Two Papers accepted to aiDM @ SIGMOD 2023
Matthias Urban and Manisha Luthra will present their work in Seattle.
Their papers have the titles “OmniscientDB: A Large Language Model-Augmented DBMS That Knows What Other DBMSs Do Not Know” and “Zero-Shot Cost Models for Parallel Stream Processing”.
OmniscientDB: A Large Language Model-Augmented DBMS That Knows What Other DBMSs Do Not Know
by Matthias Urban, Dac Dat and Carsten Binnig
In this paper, we present our vision of OmniscientDB, a novel database that leverages the implicitly-stored knowledge in large language models to augment datasets for analytical queries or even machine learning tasks.
OmiscientDB empowers its users to augment their datasets by means of simple SQL queries and thus has the potential to dramatically reduce the manual overhead associated with data integration.
It uses automatic prompt engineering to construct appropriate prompts for given SQL queries and passes them to a large language model like GPT-3 to contribute additional data (i.e., new rows, columns, or entire tables), augmenting the explicitly stored data.
Our initial evaluation demonstrates the general feasibility of our vision, explores different prompting techniques in greater detail, and points towards several directions for future research.

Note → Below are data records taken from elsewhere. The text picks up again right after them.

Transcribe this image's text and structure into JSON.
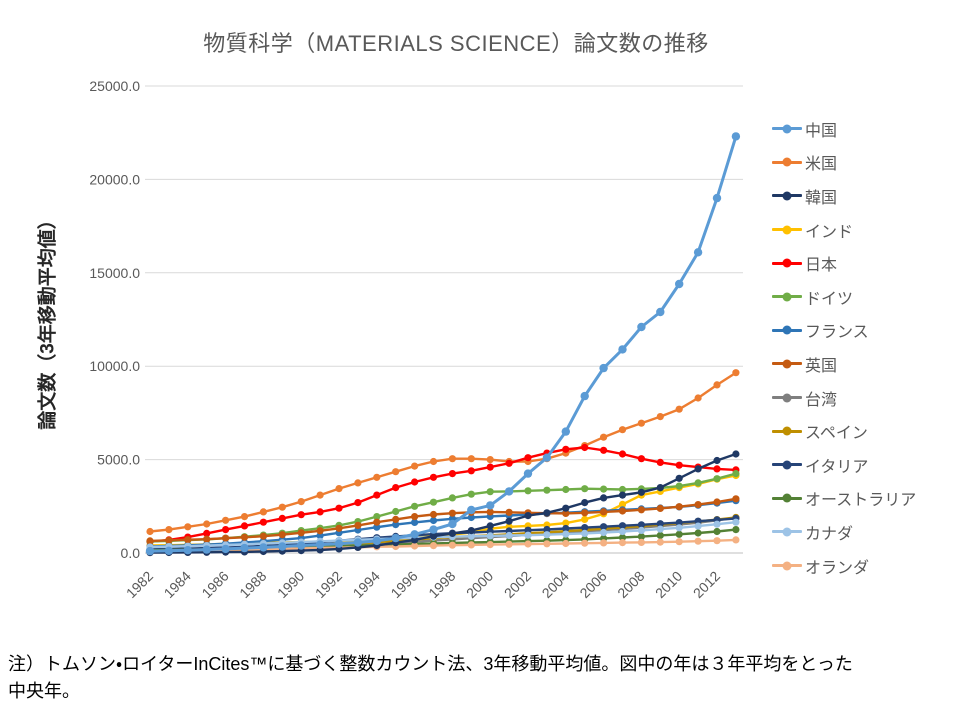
{
  "title": "物質科学（MATERIALS SCIENCE）論文数の推移",
  "note": {
    "line1": "注）トムソン・ロイターInCites™に基づく整数カウント法、3年移動平均値。図中の年は３年平均をとった",
    "line2": "中央年。"
  },
  "chart_data": {
    "type": "line",
    "title": "物質科学（MATERIALS SCIENCE）論文数の推移",
    "xlabel": "",
    "ylabel": "論文数（3年移動平均値）",
    "ylim": [
      0,
      25000
    ],
    "grid": true,
    "legend_position": "right",
    "marker": "circle",
    "ytick_labels": [
      "0.0",
      "5000.0",
      "10000.0",
      "15000.0",
      "20000.0",
      "25000.0"
    ],
    "xtick_labels": [
      "1982",
      "1984",
      "1986",
      "1988",
      "1990",
      "1992",
      "1994",
      "1996",
      "1998",
      "2000",
      "2002",
      "2004",
      "2006",
      "2008",
      "2010",
      "2012"
    ],
    "x": [
      1982,
      1983,
      1984,
      1985,
      1986,
      1987,
      1988,
      1989,
      1990,
      1991,
      1992,
      1993,
      1994,
      1995,
      1996,
      1997,
      1998,
      1999,
      2000,
      2001,
      2002,
      2003,
      2004,
      2005,
      2006,
      2007,
      2008,
      2009,
      2010,
      2011,
      2012,
      2013
    ],
    "series": [
      {
        "key": "china",
        "name": "中国",
        "color": "#5B9BD5",
        "values": [
          100,
          120,
          150,
          180,
          220,
          260,
          300,
          350,
          400,
          450,
          500,
          560,
          650,
          800,
          1000,
          1250,
          1550,
          2300,
          2550,
          3300,
          4250,
          5100,
          6500,
          8400,
          9900,
          10900,
          12100,
          12900,
          14400,
          16100,
          19000,
          22300
        ]
      },
      {
        "key": "usa",
        "name": "米国",
        "color": "#ED7D31",
        "values": [
          1150,
          1250,
          1400,
          1550,
          1750,
          1950,
          2200,
          2450,
          2750,
          3100,
          3450,
          3750,
          4050,
          4350,
          4650,
          4900,
          5050,
          5050,
          5000,
          4900,
          4900,
          5050,
          5350,
          5750,
          6200,
          6600,
          6950,
          7300,
          7700,
          8300,
          9000,
          9650
        ]
      },
      {
        "key": "korea",
        "name": "韓国",
        "color": "#1F3864",
        "values": [
          20,
          25,
          30,
          40,
          50,
          60,
          80,
          100,
          130,
          160,
          220,
          300,
          400,
          550,
          700,
          900,
          1050,
          1200,
          1450,
          1700,
          2000,
          2150,
          2400,
          2700,
          2950,
          3100,
          3250,
          3500,
          4000,
          4500,
          4950,
          5300
        ]
      },
      {
        "key": "india",
        "name": "インド",
        "color": "#FFC000",
        "values": [
          400,
          420,
          440,
          460,
          490,
          510,
          540,
          560,
          590,
          610,
          640,
          680,
          720,
          770,
          830,
          900,
          980,
          1100,
          1300,
          1400,
          1450,
          1500,
          1600,
          1800,
          2100,
          2600,
          3100,
          3300,
          3500,
          3700,
          3950,
          4150
        ]
      },
      {
        "key": "japan",
        "name": "日本",
        "color": "#FF0000",
        "values": [
          600,
          700,
          850,
          1050,
          1250,
          1450,
          1650,
          1850,
          2050,
          2200,
          2400,
          2700,
          3100,
          3500,
          3800,
          4050,
          4250,
          4400,
          4600,
          4800,
          5100,
          5350,
          5550,
          5650,
          5500,
          5300,
          5050,
          4850,
          4700,
          4600,
          4500,
          4450
        ]
      },
      {
        "key": "germany",
        "name": "ドイツ",
        "color": "#70AD47",
        "values": [
          620,
          650,
          690,
          730,
          790,
          870,
          960,
          1060,
          1200,
          1330,
          1480,
          1680,
          1950,
          2220,
          2500,
          2720,
          2950,
          3150,
          3280,
          3300,
          3330,
          3360,
          3400,
          3440,
          3420,
          3400,
          3430,
          3480,
          3580,
          3750,
          3980,
          4250
        ]
      },
      {
        "key": "france",
        "name": "フランス",
        "color": "#2E75B6",
        "values": [
          350,
          380,
          410,
          450,
          500,
          560,
          630,
          710,
          800,
          930,
          1080,
          1230,
          1380,
          1520,
          1640,
          1740,
          1830,
          1900,
          1960,
          2010,
          2060,
          2110,
          2160,
          2210,
          2260,
          2310,
          2360,
          2410,
          2470,
          2560,
          2670,
          2800
        ]
      },
      {
        "key": "uk",
        "name": "英国",
        "color": "#C55A11",
        "values": [
          650,
          680,
          710,
          740,
          790,
          840,
          900,
          980,
          1080,
          1190,
          1320,
          1480,
          1650,
          1800,
          1950,
          2060,
          2130,
          2180,
          2200,
          2180,
          2150,
          2130,
          2120,
          2150,
          2200,
          2250,
          2310,
          2390,
          2480,
          2590,
          2730,
          2900
        ]
      },
      {
        "key": "taiwan",
        "name": "台湾",
        "color": "#7F7F7F",
        "values": [
          30,
          35,
          45,
          60,
          80,
          100,
          130,
          170,
          210,
          260,
          320,
          390,
          460,
          530,
          600,
          670,
          730,
          790,
          850,
          910,
          970,
          1030,
          1090,
          1150,
          1220,
          1290,
          1360,
          1440,
          1520,
          1620,
          1750,
          1900
        ]
      },
      {
        "key": "spain",
        "name": "スペイン",
        "color": "#BF8F00",
        "values": [
          50,
          60,
          75,
          95,
          120,
          150,
          190,
          240,
          300,
          360,
          430,
          500,
          580,
          650,
          720,
          790,
          850,
          900,
          950,
          1000,
          1060,
          1110,
          1170,
          1230,
          1300,
          1370,
          1440,
          1520,
          1600,
          1690,
          1790,
          1900
        ]
      },
      {
        "key": "italy",
        "name": "イタリア",
        "color": "#264478",
        "values": [
          200,
          215,
          235,
          260,
          290,
          330,
          380,
          440,
          510,
          580,
          660,
          740,
          820,
          890,
          950,
          1010,
          1060,
          1100,
          1140,
          1180,
          1220,
          1260,
          1310,
          1360,
          1410,
          1460,
          1510,
          1570,
          1630,
          1700,
          1770,
          1850
        ]
      },
      {
        "key": "australia",
        "name": "オーストラリア",
        "color": "#538135",
        "values": [
          150,
          160,
          175,
          190,
          210,
          230,
          255,
          280,
          305,
          330,
          360,
          390,
          420,
          450,
          480,
          510,
          535,
          560,
          585,
          610,
          635,
          660,
          690,
          730,
          780,
          830,
          880,
          940,
          1000,
          1070,
          1150,
          1250
        ]
      },
      {
        "key": "canada",
        "name": "カナダ",
        "color": "#9DC3E6",
        "values": [
          320,
          340,
          365,
          395,
          430,
          465,
          505,
          545,
          585,
          625,
          665,
          705,
          745,
          780,
          815,
          845,
          870,
          895,
          915,
          935,
          955,
          980,
          1010,
          1050,
          1100,
          1150,
          1210,
          1280,
          1350,
          1440,
          1540,
          1650
        ]
      },
      {
        "key": "netherlands",
        "name": "オランダ",
        "color": "#F4B183",
        "values": [
          120,
          130,
          140,
          155,
          170,
          185,
          205,
          225,
          245,
          265,
          285,
          305,
          330,
          350,
          375,
          395,
          415,
          435,
          450,
          465,
          480,
          495,
          510,
          525,
          540,
          555,
          570,
          585,
          605,
          630,
          660,
          700
        ]
      }
    ]
  }
}
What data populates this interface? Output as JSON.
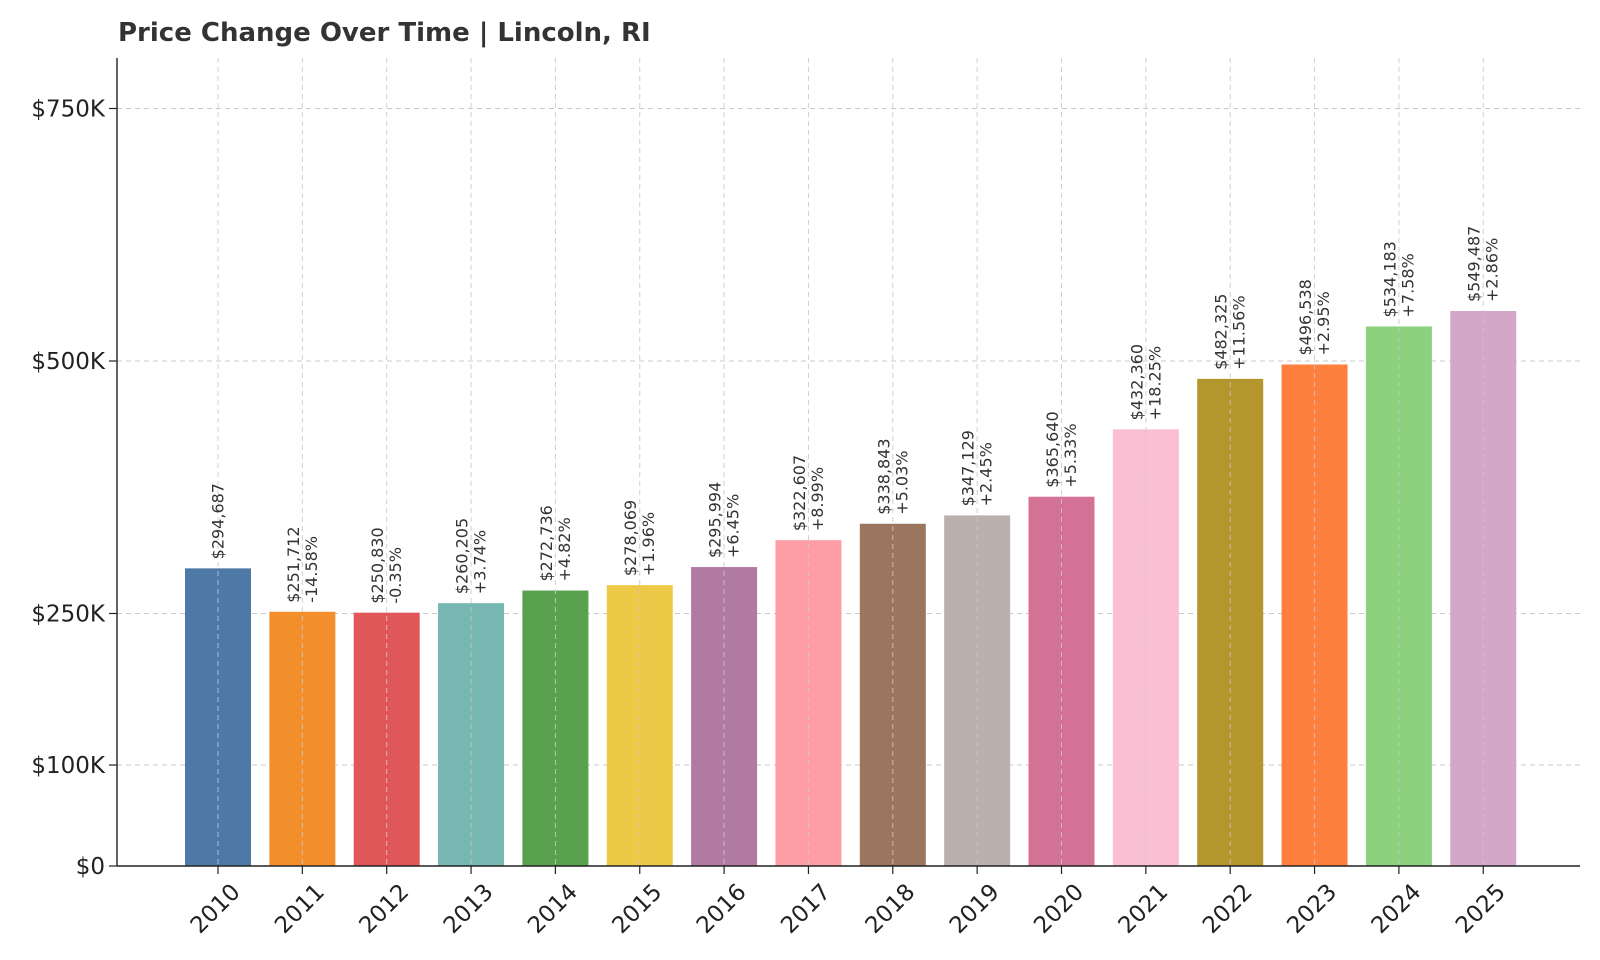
{
  "chart_data": {
    "type": "bar",
    "title": "Price Change Over Time | Lincoln, RI",
    "xlabel": "",
    "ylabel": "",
    "categories": [
      "2010",
      "2011",
      "2012",
      "2013",
      "2014",
      "2015",
      "2016",
      "2017",
      "2018",
      "2019",
      "2020",
      "2021",
      "2022",
      "2023",
      "2024",
      "2025"
    ],
    "values": [
      294687,
      251712,
      250830,
      260205,
      272736,
      278069,
      295994,
      322607,
      338843,
      347129,
      365640,
      432360,
      482325,
      496538,
      534183,
      549487
    ],
    "value_labels": [
      "$294,687",
      "$251,712",
      "$250,830",
      "$260,205",
      "$272,736",
      "$278,069",
      "$295,994",
      "$322,607",
      "$338,843",
      "$347,129",
      "$365,640",
      "$432,360",
      "$482,325",
      "$496,538",
      "$534,183",
      "$549,487"
    ],
    "change_labels": [
      "",
      "-14.58%",
      "-0.35%",
      "+3.74%",
      "+4.82%",
      "+1.96%",
      "+6.45%",
      "+8.99%",
      "+5.03%",
      "+2.45%",
      "+5.33%",
      "+18.25%",
      "+11.56%",
      "+2.95%",
      "+7.58%",
      "+2.86%"
    ],
    "colors": [
      "#4e79a7",
      "#f28e2b",
      "#e15759",
      "#76b7b2",
      "#59a14f",
      "#edc948",
      "#b07aa1",
      "#ff9da7",
      "#9c755f",
      "#bab0ac",
      "#d37295",
      "#fabfd2",
      "#b3962d",
      "#ff7f3f",
      "#8cd17d",
      "#d4a6c8"
    ],
    "yticks": [
      0,
      100000,
      250000,
      500000,
      750000
    ],
    "ytick_labels": [
      "$0",
      "$100K",
      "$250K",
      "$500K",
      "$750K"
    ],
    "ylim": [
      0,
      800000
    ],
    "grid": true
  }
}
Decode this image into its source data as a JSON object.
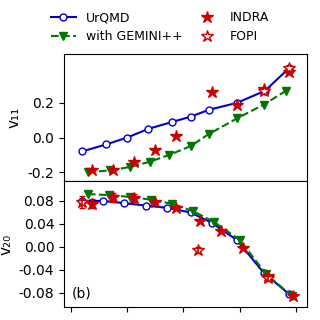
{
  "chart_data": [
    {
      "type": "line",
      "y_label": "v₁₁",
      "xlim": [
        -0.85,
        0.88
      ],
      "xticks": [
        -0.8,
        -0.4,
        0.0,
        0.4,
        0.8
      ],
      "ylim": [
        -0.25,
        0.48
      ],
      "yticks": [
        -0.2,
        0.0,
        0.2
      ],
      "tick_labels": "y",
      "legend": "upper center",
      "series": [
        {
          "name": "UrQMD",
          "type": "line",
          "color": "#0000cc",
          "marker": "circle_open",
          "line_style": "solid",
          "x": [
            -0.72,
            -0.55,
            -0.4,
            -0.25,
            -0.08,
            0.05,
            0.18,
            0.38,
            0.58,
            0.75
          ],
          "values": [
            -0.08,
            -0.04,
            0.0,
            0.05,
            0.09,
            0.12,
            0.16,
            0.2,
            0.27,
            0.4
          ]
        },
        {
          "name": "with GEMINI++",
          "type": "line",
          "color": "#007700",
          "marker": "triangle_down",
          "line_style": "dashed",
          "x": [
            -0.68,
            -0.52,
            -0.38,
            -0.24,
            -0.1,
            0.05,
            0.18,
            0.38,
            0.57,
            0.73
          ],
          "values": [
            -0.2,
            -0.19,
            -0.17,
            -0.14,
            -0.1,
            -0.05,
            0.02,
            0.11,
            0.19,
            0.27
          ]
        },
        {
          "name": "INDRA",
          "type": "scatter",
          "color": "#cc0000",
          "marker": "star",
          "line_style": "none",
          "x": [
            -0.65,
            -0.5,
            -0.35,
            -0.2,
            -0.05,
            0.2,
            0.38,
            0.57,
            0.75
          ],
          "values": [
            -0.19,
            -0.19,
            -0.14,
            -0.07,
            0.01,
            0.26,
            0.19,
            0.28,
            0.38
          ]
        },
        {
          "name": "FOPI",
          "type": "scatter",
          "color": "#cc0000",
          "marker": "star_open",
          "line_style": "none",
          "x": [
            0.57,
            0.75
          ],
          "values": [
            0.27,
            0.4
          ]
        }
      ]
    },
    {
      "type": "line",
      "y_label": "v₂₀",
      "xlim": [
        -0.85,
        0.88
      ],
      "xticks": [
        -0.8,
        -0.4,
        0.0,
        0.4,
        0.8
      ],
      "ylim": [
        -0.105,
        0.115
      ],
      "yticks": [
        -0.08,
        -0.04,
        {
          "value": 0.0,
          "label": "0.00"
        },
        0.04,
        0.08
      ],
      "tick_labels": "y",
      "annotations": [
        {
          "text": "(b)"
        }
      ],
      "series": [
        {
          "name": "UrQMD",
          "type": "line",
          "color": "#0000cc",
          "marker": "circle_open",
          "line_style": "solid",
          "x": [
            -0.72,
            -0.57,
            -0.42,
            -0.27,
            -0.12,
            0.05,
            0.2,
            0.38,
            0.57,
            0.75
          ],
          "values": [
            0.08,
            0.08,
            0.076,
            0.072,
            0.068,
            0.06,
            0.042,
            0.012,
            -0.045,
            -0.082
          ]
        },
        {
          "name": "with GEMINI++",
          "type": "line",
          "color": "#007700",
          "marker": "triangle_down",
          "line_style": "dashed",
          "x": [
            -0.68,
            -0.53,
            -0.38,
            -0.23,
            -0.08,
            0.07,
            0.22,
            0.4,
            0.59,
            0.77
          ],
          "values": [
            0.092,
            0.09,
            0.087,
            0.082,
            0.075,
            0.062,
            0.043,
            0.012,
            -0.048,
            -0.085
          ]
        },
        {
          "name": "INDRA",
          "type": "scatter",
          "color": "#cc0000",
          "marker": "star",
          "line_style": "none",
          "x": [
            -0.65,
            -0.5,
            -0.35,
            -0.2,
            -0.05,
            0.12,
            0.27,
            0.42,
            0.6,
            0.78
          ],
          "values": [
            0.075,
            0.086,
            0.085,
            0.078,
            0.068,
            0.045,
            0.028,
            -0.002,
            -0.05,
            -0.085
          ],
          "errors": [
            0.008,
            0.008,
            0.007,
            0.0,
            0.0,
            0.0,
            0.0,
            0.0,
            0.0,
            0.0
          ]
        },
        {
          "name": "FOPI",
          "type": "scatter",
          "color": "#cc0000",
          "marker": "star_open",
          "line_style": "none",
          "x": [
            -0.72,
            0.1,
            0.6
          ],
          "values": [
            0.078,
            -0.005,
            -0.055
          ],
          "errors": [
            0.01,
            0.005,
            0.005
          ]
        }
      ]
    }
  ]
}
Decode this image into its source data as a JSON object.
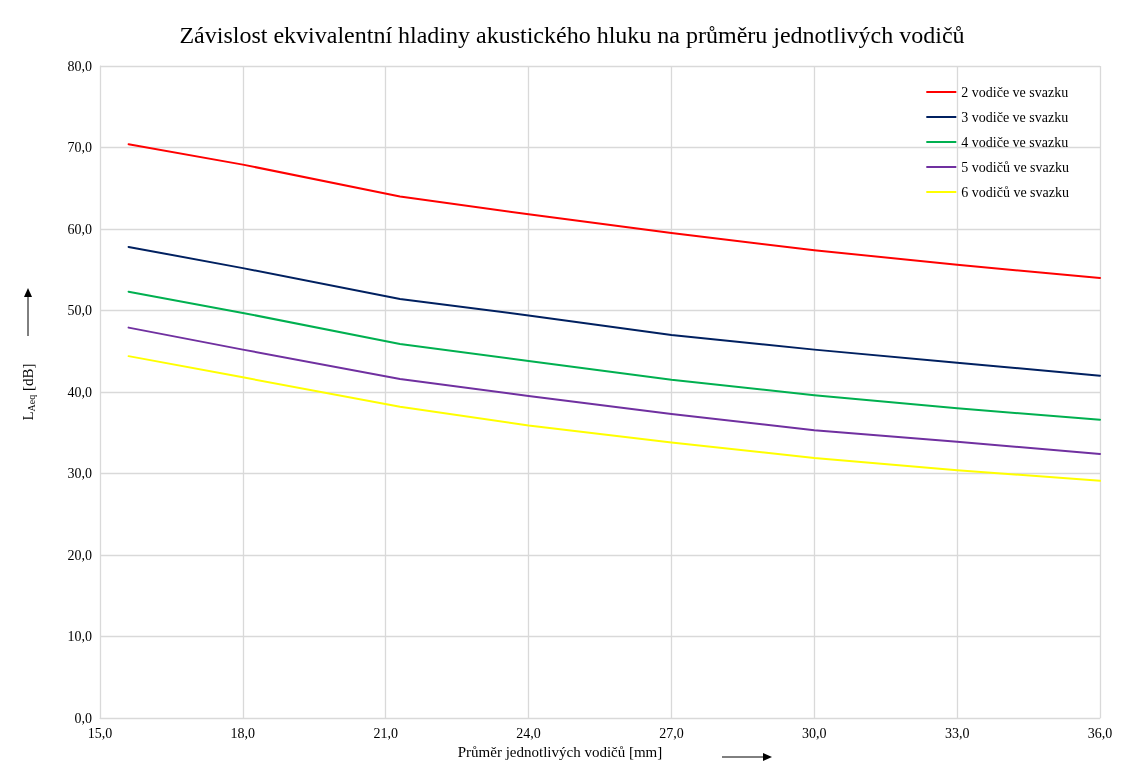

Zero-Shot Cost Models for Parallel Stream Processing
by Pratyush Agnihotri, Boris Koldehofe, Carsten Binnig and Manisha Luthra
This paper addresses the challenge of predicting the level of parallelism in distributed stream processing (DSP) systems, which are essential to deal with different high workload requirements of various industries such as e-commerce, online gaming, etc., where DSP systems are extensively used. Existing DSP systems rely on either manual tuning of parallelism degree, or workload-driven learned models for tuning parallelism, which is either not efficient or can lead to costly operator migrations and downtime when there are workload drifts. Thus, we argue for a learned model that can autonomously decide on the right parallelism degree while generalizing across workloads and meeting the current demands of DSP applications. We propose a novel approach that leverages zero-shot cost models to predict parallelism degree while generalizing across unseen streaming workloads out-of-the-box. To reduce training effort, we propose a rule-based strategy that selects parallelism degree and meaningful transferable features related to query workload and hardware that influences the parallelism decisions. We demonstrate the effectiveness of our strategy by evaluating it with numerous trained queries and show that it achieves lower costs for parallel continuous query processing.